Одной из таких основ становится для «лириков» окружающая природа, традиционная культура. Их можно назвать наследниками другого выдающего русского поэта ХХ века, С.А. Есенина.

Ведущим представителем «тихой лирики» следует назвать замечательного поэта второй половины ХХ века,

Николая Михайловича Рубцова.

Значительным явлением в литературе семидесятых годов стала та художественная тенденция, которая получила название "тихой лирики". "Тихая лирика" возникает на литературной сцене во второй половине 1960-х годов как противовес "громкой" поэзии "шестидесятников". В этом смысле эта тенденция прямо связана с кризисом "оттепели", который становится очевидным после 1964-го года. "Тихая лирика" представлена, в основном такими поэтами, как Николай Рубцов, Владимир Соколов, Анатолий Жигулин, Анатолий Прасолов, Станислав Куняев, Николай Тряпкин, Анатолий Передреев, Сергей Дрофенко. "Тихие лирики" очень разнятся по характеру творческих индивидуальностей, их общественные позиции далеко не во всем совпадают, но их сближает прежде всего ориентация на определенную систему нравственных и эстетических координат.

Публицистичности "шестидесятников" они противопоставили элегичность, мечтам о социальном обновлении - идею возвращения к истокам народной культуры, нравственно-религиозного, а не социально-политического обновления, традиции Маяковского - они предпочли традицию Есенина (такая ограничительная бинарная оппозиция, как "Маяковский-Есенин", вообще была характерна для "оттепельных" пристрастий: аналогичные размежевания касались Ахматовой и Цветаевой, Евтушенко и Вознесенского, физиков и лириков, и т. п.); образам прогресса, научно-технической революции, новизны и западничества "тихие лирики" противопоставили традиционную эмблематику Руси, легендарные и былинные образы, церковные христианские атрибуты и т. п.; экспериментам в области поэтики, эффектным риторическим жестам они предпочли подчеркнуто "простой" и традиционный стих.
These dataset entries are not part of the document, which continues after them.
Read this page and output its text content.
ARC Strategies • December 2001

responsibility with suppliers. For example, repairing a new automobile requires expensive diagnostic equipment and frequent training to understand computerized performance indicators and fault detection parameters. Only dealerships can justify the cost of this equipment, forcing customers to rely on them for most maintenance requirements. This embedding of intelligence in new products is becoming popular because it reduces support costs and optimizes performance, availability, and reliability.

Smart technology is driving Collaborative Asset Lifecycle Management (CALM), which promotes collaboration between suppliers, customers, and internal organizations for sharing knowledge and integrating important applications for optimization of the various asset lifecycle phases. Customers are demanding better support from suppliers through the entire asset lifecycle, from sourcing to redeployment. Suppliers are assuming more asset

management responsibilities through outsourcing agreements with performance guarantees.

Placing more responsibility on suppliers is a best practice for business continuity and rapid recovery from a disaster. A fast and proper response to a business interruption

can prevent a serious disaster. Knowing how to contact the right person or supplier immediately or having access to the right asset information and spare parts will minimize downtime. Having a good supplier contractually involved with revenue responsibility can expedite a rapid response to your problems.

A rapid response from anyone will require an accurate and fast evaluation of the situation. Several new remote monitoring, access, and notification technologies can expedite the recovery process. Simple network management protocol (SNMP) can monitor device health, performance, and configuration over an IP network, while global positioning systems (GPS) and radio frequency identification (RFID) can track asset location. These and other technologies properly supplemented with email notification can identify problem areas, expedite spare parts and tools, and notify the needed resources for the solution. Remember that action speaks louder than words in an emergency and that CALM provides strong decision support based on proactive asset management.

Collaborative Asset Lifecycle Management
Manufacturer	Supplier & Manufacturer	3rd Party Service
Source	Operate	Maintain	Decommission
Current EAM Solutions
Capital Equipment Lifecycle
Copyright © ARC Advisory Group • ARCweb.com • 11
Такой поворот сам по себе свидетельствовал о глубоком разочаровании в надеждах, пробужденных "оттепелью". Вместе с тем, идеалы и эмоциональный строй "тихой лирики" были гораздо более конформны по отношению к надвигающемуся "застою", чем "революционный романтизм" шестидесятников. Во-первых, в "тихой лирике" социальные конфликты как бы интровертировались, лишаясь политической остроты и публицистической запальчивости. Во-вторых, общий пафос консерватизма, т. е. сохранения и возрождения, более соответствовал "застою", чем шестидесятнические мечты об обновлении, о революции духа. В целом, "тихая лирика" как бы вынесла за скобки такую важнейшую для "оттепели" категорию, как категория свободы, заменив ее куда более уравновешенной категорией традиции. Разумеется, в "тихой лирике" присутствовал серьезный вызов официальной идеологии: под традициями "тихие лирики" и близкие им "деревенщики" понимали отнюдь не революционные традиции, а наоборот, разрушенные социалистической революцией моральные и религиозные традиции русского народа.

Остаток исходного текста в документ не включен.